ODE_layer - Githubissues

gabrevaya commented 4 years ago

First of all, thanks a lot for this amazing package :)

I'm trying to implement a model with usual Flux layers chained with a differential equation layer. It would be like a NeuralODE in between regular nn layers, but instead of letting the NeuralODE approximate the DE, I want to give it some structure. I'm not managing to get it to work even with the simplest case. This is a sample code:

using DiffEqFlux, OrdinaryDiffEq, Flux, Optim, DiffEqSensitivity

abstract type NeuralDELayer <: Function end

struct ODE_Layer{M,P} <: NeuralDELayer
    model::M
    p::P

    function ODE_Layer(model,p)
        new{typeof(model),typeof(p)}(
            model,p)
    end
end

Flux.@functor ODE_Layer

function (n::ODE_Layer)(x::AbstractArray)
    tspan = (0.0f0,10.0f0)
    prob = ODEProblem{false}(n.model,x,tspan,n.p)
    last(concrete_solve(prob,Tsit5(),x,n.p,save_everystep=false,saveat=tspan[2],sensealg=TrackerAdjoint()))
end

struct NeuralStructODE{M,P,RE} <: NeuralDELayer
    model::M
    p::P
    re::RE

    function NeuralStructODE(model)
        p,re = Flux.destructure(model)
        new{typeof(model),typeof(p),typeof(re)}(
            model,p,re)
    end
end

Flux.@functor NeuralStructODE

function (n::NeuralStructODE)(x,p=n.p)
    return n.re(p)(x)
end

# In the beginning, I had defined the ODE_Layer with tspan, solver, args and kwarg, as
# in NeuralODE struc, but then calling NeuralStructODE(u0) gave error. After digging a
# lot I found that Flux.destructurate was messing up the arguments of ODE_Layer when
# calling n.re(p)(x). This is another problem I'd like to solve too. However, I'd like
# to find first some working version of the code, even if it requires fixing everything!
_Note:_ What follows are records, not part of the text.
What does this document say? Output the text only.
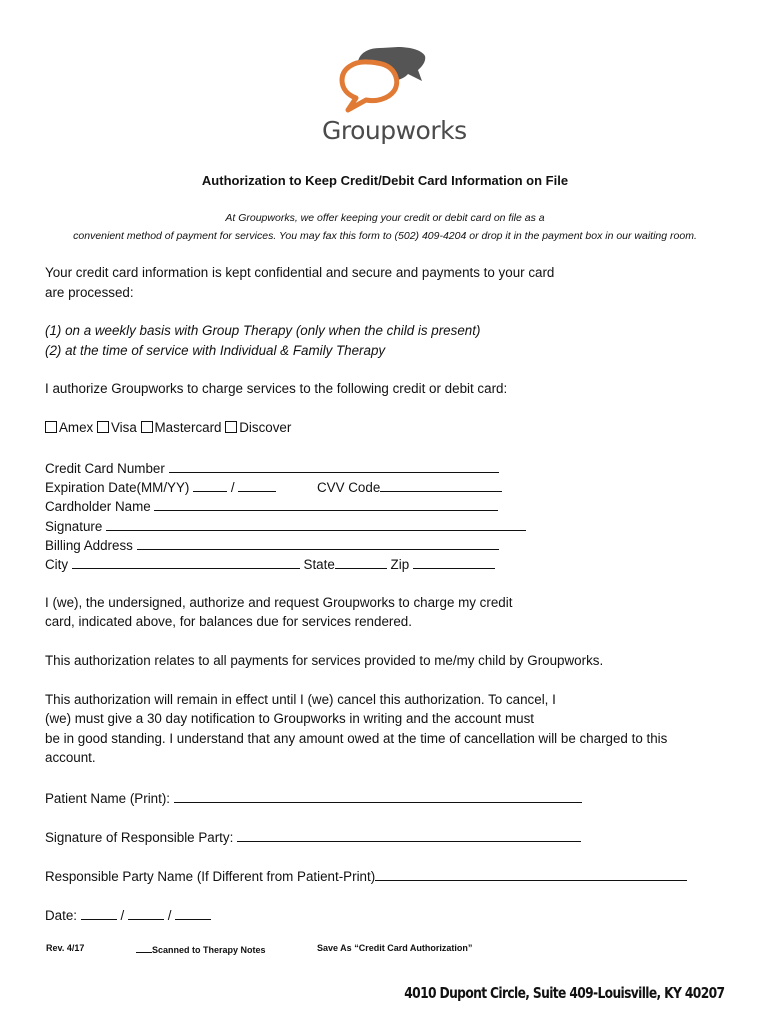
Groupworks
Authorization to Keep Credit/Debit Card Information on File
At Groupworks, we offer keeping your credit or debit card on file as a
convenient method of payment for services. You may fax this form to (502) 409-4204 or drop it in the payment box in our waiting room.
Your credit card information is kept confidential and secure and payments to your card
are processed:
(1) on a weekly basis with Group Therapy (only when the child is present)
(2) at the time of service with Individual & Family Therapy
I authorize Groupworks to charge services to the following credit or debit card:
Amex Visa Mastercard Discover
Credit Card Number
Expiration Date(MM/YY)	/	CVV Code
Cardholder Name
Signature
Billing Address
City	State	Zip
I (we), the undersigned, authorize and request Groupworks to charge my credit
card, indicated above, for balances due for services rendered.
This authorization relates to all payments for services provided to me/my child by Groupworks.
This authorization will remain in effect until I (we) cancel this authorization. To cancel, I
(we) must give a 30 day notification to Groupworks in writing and the account must
be in good standing. I understand that any amount owed at the time of cancellation will be charged to this
account.
Patient Name (Print):
Signature of Responsible Party:
Responsible Party Name (If Different from Patient-Print)
Date:	/	/
Rev. 4/17	Scanned to Therapy Notes	Save As “Credit Card Authorization”
4010 Dupont Circle, Suite 409-Louisville, KY 40207
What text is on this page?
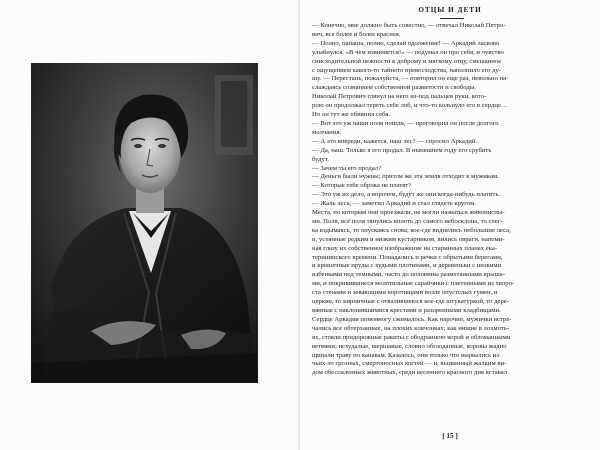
ОТЦЫ И ДЕТИ
— Конечно, мне должно быть совестно, — отвечал Николай Петро-
вич, все более и более краснея.
— Полно, папаша, полно, сделай одолжение! — Аркадий ласково
улыбнулся. «В чем извиняется!» — подумал он про себя, и чувство
снисходительной нежности к доброму и мягкому отцу, смешанное
с ощущением какого-то тайного превосходства, наполнило его ду-
шу. — Перестань, пожалуйста, — повторил он еще раз, невольно на-
слаждаясь сознанием собственной развитости и свободы.
Николай Петрович глянул на него из-под пальцев руки, кото-
рою он продолжал тереть себе лоб, и что-то кольнуло его в сердце…
Но он тут же обвинил себя.
— Вот это уж наши поля пошли, — проговорил он после долгого
молчания.
— А это впереди, кажется, наш лес? — спросил Аркадий.
— Да, наш. Только я его продал. В нынешнем году его срубить
будут.
— Зачем ты его продал?
— Деньги были нужны; притом же эта земля отходит к мужикам.
— Которые тебе оброка не платят?
— Это уж их дело, а впрочем, будут же они когда-нибудь платить.
— Жаль леса, — заметил Аркадий и стал глядеть кругом.
Места, по которым они проезжали, не могли назваться живописны-
ми. Поля, всё поля тянулись вплоть до самого небосклона, то слег-
ка вздымаясь, то опускаясь снова; кое-где виднелись небольшие леса,
и, усеянные редким и низким кустарником, вились овраги, напоми-
ная глазу их собственное изображение на старинных планах ека-
терининского времени. Попадались и речки с обрытыми берегами,
и крошечные пруды с худыми плотинами, и деревеньки с низкими
избенками под темными, часто до половины разметанными крыша-
ми, и покривившиеся молотильные сарайчики с плетенными из хворо-
ста стенами и зевающими воротищами возле опустелых гумен, и
церкви, то кирпичные с отвалившеюся кое-где штукатуркой, то дере-
вянные с наклонившимися крестами и разоренными кладбищами.
Сердце Аркадия понемногу сжималось. Как нарочно, мужички встре-
чались все обтерханные, на плохих клячонках; как нищие в лохмоть-
ях, стояли придорожные ракиты с ободранною корой и обломанными
ветвями; исхудалые, шершавые, словно обглоданные, коровы жадно
щипали траву по канавам. Казалось, они только что вырвались из
чьих-то грозных, смертоносных когтей — и, вызванный жалким ви-
дом обессиленных животных, среди весеннего красного дня вставал
[ 15 ]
function lotka_volterra(u,p,t)
  x, y = u
  α, β, δ, γ = p
  dx = α*x - β*x*y
  dy = -δ*y + γ*x*y
  return [dx, dy]
end
u0 = Float32[1.0,1.0]
tspan = (0.0f0,10.0f0)
p = Float32[1.5,1.0,3.0,1.0]

ode_layer = ODE_Layer(lotka_volterra,p)

model = Chain(Dense(2,10,tanh),
              Dense(10,2,tanh),
              ode_layer,
              Dense(2,10,tanh),
              Dense(10,2,tanh))

model_struct = NeuralStructODE(model)

model_struct(u0)
model_struct(u0, model_struct.p)

function predict(p)
  model_struct(u0,p)
end

function loss(p)
    pred = predict(p)
    loss = sum(abs2, Float32[1.0,1.0] .- pred)
    loss,pred
end

loss(model_struct.p)

cb = function (p,l,pred)
  display(l)
  return false
end

cb(model_struct.p,loss(model_struct.p)...)

res1 = DiffEqFlux.sciml_train(loss, model_struct.p, ADAM(0.05), cb = cb, maxiters = 300)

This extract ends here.